Agência France-Presse
postado em 18/08/2010 14:28
A decisão da justiça venezuelana de proibir a difusão de imagens sobre violência foi mais um motivo de confronto entre a imprensa e o presidente Hugo Chávez, que acusa os meios de comunicação de tentar tirar proveito de um tema que preocupa o país, principalmente a um mês das eleições legislativas.Na sexta-feira passada, o jornal El Nacional publicou a foto de uma das salas do necrotério de Caras, onde estavam amontoados vários corpos, uma imagem forte, que dias mais tarde foi reproduzida pelo jornal Tal Cual, outra publicação também muito crítica em relação ao governo Chávez.

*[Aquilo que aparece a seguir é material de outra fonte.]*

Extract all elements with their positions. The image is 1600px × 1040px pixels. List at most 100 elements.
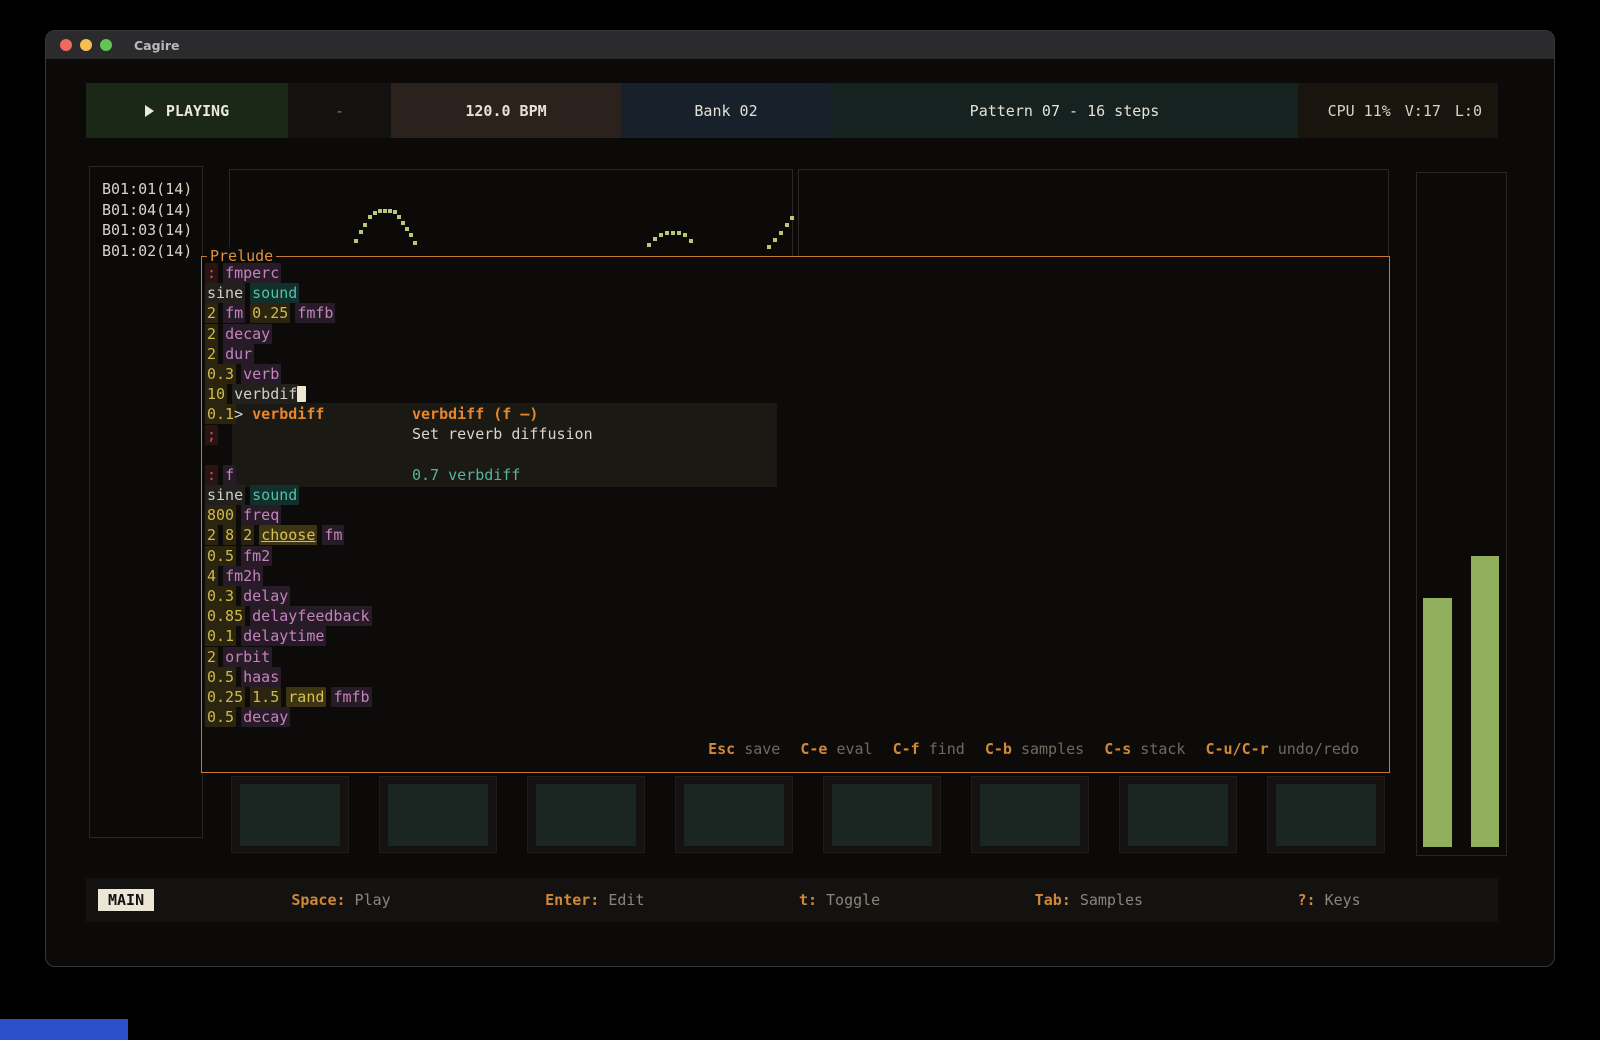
hint-key: C-e bbox=[800, 740, 827, 758]
sparkline-dot bbox=[790, 216, 794, 220]
hint-key: Tab: bbox=[1035, 891, 1071, 909]
sparkline-dot bbox=[413, 241, 417, 245]
code-line[interactable]: 0.3 verb bbox=[207, 364, 1384, 384]
code-token: 2 bbox=[205, 303, 218, 323]
screen: Cagire PLAYING - 120.0 BPM Bank 02 Patte… bbox=[0, 0, 1600, 1040]
sample-pad[interactable] bbox=[675, 776, 793, 853]
code-line[interactable]: sine sound bbox=[207, 485, 1384, 505]
editor-hint: C-s stack bbox=[1104, 740, 1185, 758]
code-line[interactable]: 0.1> verbdiff bbox=[207, 404, 1384, 424]
code-line[interactable]: 2 fm 0.25 fmfb bbox=[207, 303, 1384, 323]
code-token: rand bbox=[286, 687, 326, 707]
code-token: 0.3 bbox=[205, 586, 236, 606]
code-line[interactable]: 2 orbit bbox=[207, 647, 1384, 667]
sparkline-dot bbox=[383, 209, 387, 213]
code-token: 0.25 bbox=[250, 303, 290, 323]
code-line[interactable]: 2 8 2 choose fm bbox=[207, 525, 1384, 545]
code-line[interactable]: 2 decay bbox=[207, 324, 1384, 344]
code-lines[interactable]: : fmpercsine sound2 fm 0.25 fmfb2 decay2… bbox=[207, 263, 1384, 727]
code-token: : bbox=[205, 465, 218, 485]
code-token: 800 bbox=[205, 505, 236, 525]
bank-display[interactable]: Bank 02 bbox=[621, 83, 831, 138]
code-line[interactable] bbox=[207, 445, 1384, 465]
sparkline-dot bbox=[659, 233, 663, 237]
sparkline-dot bbox=[671, 231, 675, 235]
window-titlebar[interactable]: Cagire bbox=[46, 31, 1554, 59]
hint-key: t: bbox=[799, 891, 817, 909]
code-line[interactable]: 0.5 decay bbox=[207, 707, 1384, 727]
hint-label: Toggle bbox=[817, 891, 880, 909]
pattern-list-item[interactable]: B01:01(14) bbox=[90, 179, 202, 200]
code-token: 2 bbox=[205, 324, 218, 344]
code-line[interactable]: 0.1 delaytime bbox=[207, 626, 1384, 646]
code-line[interactable]: 4 fm2h bbox=[207, 566, 1384, 586]
code-editor[interactable]: Prelude verbdiff (f —) Set reverb diffus… bbox=[201, 256, 1390, 773]
code-token: delay bbox=[241, 586, 290, 606]
engine-stats: CPU 11% V:17 L:0 bbox=[1298, 83, 1498, 138]
code-line[interactable]: 2 dur bbox=[207, 344, 1384, 364]
pattern-display[interactable]: Pattern 07 - 16 steps bbox=[831, 83, 1298, 138]
code-line[interactable]: 10 verbdif bbox=[207, 384, 1384, 404]
sample-pad[interactable] bbox=[823, 776, 941, 853]
meter-bar-right bbox=[1471, 556, 1499, 847]
sparkline-dot bbox=[785, 223, 789, 227]
sample-pad[interactable] bbox=[379, 776, 497, 853]
minimize-window-button[interactable] bbox=[80, 39, 92, 51]
code-line[interactable]: 0.85 delayfeedback bbox=[207, 606, 1384, 626]
sparkline-dot bbox=[401, 221, 405, 225]
code-line[interactable]: : fmperc bbox=[207, 263, 1384, 283]
code-token: decay bbox=[223, 324, 272, 344]
topbar-empty-segment: - bbox=[288, 83, 391, 138]
sample-pad[interactable] bbox=[1119, 776, 1237, 853]
bpm-display[interactable]: 120.0 BPM bbox=[391, 83, 621, 138]
zoom-window-button[interactable] bbox=[100, 39, 112, 51]
sample-pad[interactable] bbox=[231, 776, 349, 853]
sparkline-dot bbox=[409, 233, 413, 237]
code-token: 0.5 bbox=[205, 667, 236, 687]
output-meter-panel bbox=[1416, 172, 1507, 856]
hint-key: Enter: bbox=[545, 891, 599, 909]
code-token: dur bbox=[223, 344, 254, 364]
code-token: fm2h bbox=[223, 566, 263, 586]
code-token: 2 bbox=[241, 525, 254, 545]
hint-label: Play bbox=[346, 891, 391, 909]
sample-pad-surface bbox=[536, 784, 636, 846]
pattern-value: Pattern 07 - 16 steps bbox=[970, 102, 1160, 120]
sample-pad[interactable] bbox=[971, 776, 1089, 853]
hint-label: find bbox=[920, 740, 965, 758]
sample-pad[interactable] bbox=[527, 776, 645, 853]
play-icon bbox=[145, 105, 154, 117]
hint-label: Edit bbox=[599, 891, 644, 909]
sparkline-dot bbox=[653, 237, 657, 241]
sparkline-dot bbox=[689, 239, 693, 243]
close-window-button[interactable] bbox=[60, 39, 72, 51]
hint-label: undo/redo bbox=[1269, 740, 1359, 758]
code-line[interactable]: 0.5 haas bbox=[207, 667, 1384, 687]
sample-pad-surface bbox=[684, 784, 784, 846]
hint-key: Esc bbox=[708, 740, 735, 758]
code-line[interactable]: ; bbox=[207, 425, 1384, 445]
sparkline-dot bbox=[354, 239, 358, 243]
pattern-list-item[interactable]: B01:04(14) bbox=[90, 200, 202, 221]
transport-status[interactable]: PLAYING bbox=[86, 83, 288, 138]
code-token: fmperc bbox=[223, 263, 281, 283]
hint-label: samples bbox=[1012, 740, 1084, 758]
code-line[interactable]: 0.25 1.5 rand fmfb bbox=[207, 687, 1384, 707]
global-keybinding-hints: Space: PlayEnter: Editt: ToggleTab: Samp… bbox=[154, 891, 1498, 909]
code-token: verbdif bbox=[232, 384, 299, 404]
code-line[interactable]: 0.5 fm2 bbox=[207, 546, 1384, 566]
code-token: 0.1 bbox=[205, 626, 236, 646]
code-line[interactable]: : f bbox=[207, 465, 1384, 485]
code-line[interactable]: sine sound bbox=[207, 283, 1384, 303]
sample-pad[interactable] bbox=[1267, 776, 1385, 853]
pattern-list-item[interactable]: B01:03(14) bbox=[90, 220, 202, 241]
pattern-list-item[interactable]: B01:02(14) bbox=[90, 241, 202, 262]
code-token: orbit bbox=[223, 647, 272, 667]
sparkline-dot bbox=[368, 215, 372, 219]
code-line[interactable]: 0.3 delay bbox=[207, 586, 1384, 606]
sample-pad-surface bbox=[388, 784, 488, 846]
code-line[interactable]: 800 freq bbox=[207, 505, 1384, 525]
code-token: fm2 bbox=[241, 546, 272, 566]
editor-hint: C-b samples bbox=[985, 740, 1084, 758]
sparkline-dot bbox=[373, 211, 377, 215]
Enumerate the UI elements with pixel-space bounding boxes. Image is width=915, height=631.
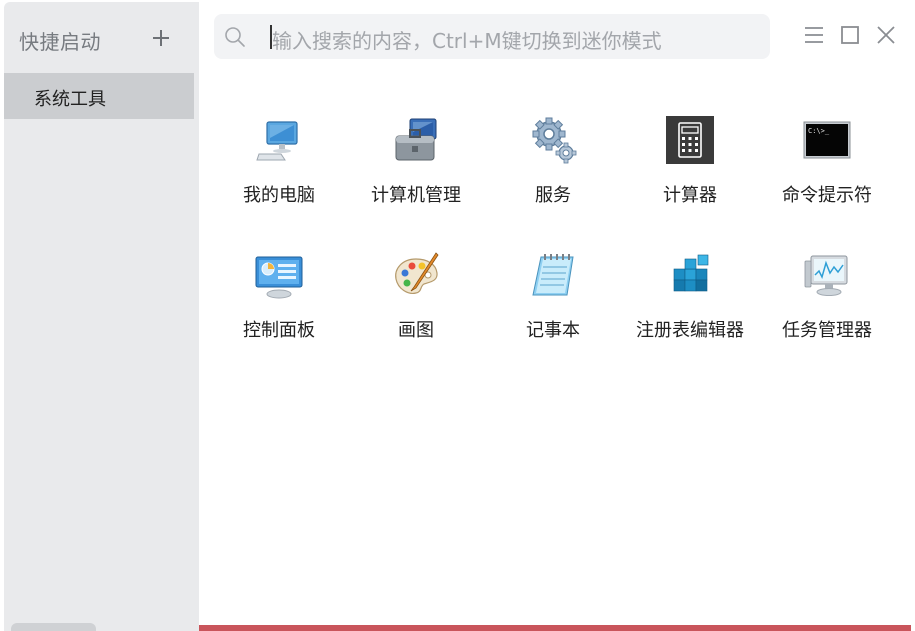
maximize-button[interactable] [839,24,861,46]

O governo questionou a publicação da imagem, chamando-a de "pornográfica", enquanto que nesta terça-feira um tribunal da capital proibiu a toda a imprensa escrita que divulgasse imagens violentas, uma ação que os meios de comunicação classificam de censura.
Segundo a sentença, a imprensa escrita "deve abster-se de realizar publicações de imagens violentas, sangrentas, grotescas, que de uma forma ou de outro vulnerem a integridade psíquica e moral das crianças".
A proibição será aplicada por um mês a contar de terça.
A Defensoria do Povo e o Conselho de Direitos da Criança anunciaram igualmente que abririam ações judiciais contra El Nacional. "Uma pessoa só pode comover-se quando pensa nas consequências que pode ter na infância, exposta a estas situações", declarou a presidente deste Conselho, Litsbell Díaz.
Chávez também se referiu à fotografia do necrotério e às críticas pela crescente insegurança na Venezuela, ao afirmar que "há uma manipulação politiqueira e pornográfica do tema da violência e da criminalidade".
"Este tema da violência, do crime, converteu-se num fator antirrevolucionário de peso", acusou Chávez, insistindo que o "problema da segurança é um assunto mundial".
Há alguns dias, o presidente também criticou a transmissão no canal CNN do documentário "Os guardiões de Chávez", realizado por uma tv espanhola, que falava da violência em Caracas e a suposta presença de guerrilheiros colombianos na Venezuela.
Não é a primeira vez que Chávez enfrenta a imprensa. Em 2007, a popular emissora de tv RCTV saiu do ar porque o governo não renovou sua concessão e, há um ano, trinta emissoras de rádios foram fechadas pela mesma razão.
Da mesma forma, a justiça iniciou recursos administrativos contra o canal de notícias Globovisión, que Chávez chama de "terrorista midiático", e ameaçou fechá-lo em várias oportunidades. "Mas nunca vimos uma atitude como esta", comentou o professor de Comunicação da Universidade Católica Andrés Bello, Marcelino Bisbal.
"Chama a atenção que a proibição dos conteúdos que tenham a ver com a violência e a insegurança tenha sido ditada por um mês. A coincidência: estamos em campanha eleitoral", enfatizou.
"A decisão judicial peca em amplitude e imprecisão", enfatizou, por sua vez, a organização de defesa da liberdade de imprensa, Repórteres sem Fronteiras.
O governo de Chávez não publica cifras da violência há anos e é a imprensa que todas as semanas divulga estatísticas baseando-se no número de corpos que chegam aos necrotérios do país.
O editor do jornal Nacional, Miguel Henrique Otero, disse que a intenção da polêmica era a de "causar um choque para que as pessoas reajam ante a violência".
"Sua publicação chamou a atenção da sociedade, de uma maneira gráfica e oportuna, sobre uma realidade que se tornou cotidiana", considerou David Natera, presidente do Bloco da Imprensa Venezuelana, que agrupa os donos de jornais e revistas.
El Nacional acatou a decisão de um tribunal, mas optou por deixar vários espaços em branco em sua edição desta quarta-feira, preenchidos apenas pela palavra "censurado" em letras vermelhas.
"Estamos censurados. Isso é inconstitucional e atenta contra a liberdade de expressão", protestou Otero.
"Se aqui houvesse uma foto, vocês veriam um pai chorando por um filho que morreu", afirma a legenda de um dos espaços em branco publicados na edição de hoje.
Em Caracas, há cerca de 50 mortes violentas a cada fim de semana e, em todo o país, os assassinatos superaram 16.000 em 2009, segundo cifras extraoficiais que transformam a Venezuela no país mais violento da região.
O tema está no centro do debate político nos últimos dias, ante as cruciais eleições legislativas de 26 de setembro, nas quais o governo aspira manter pelo menos dois terços da maioria.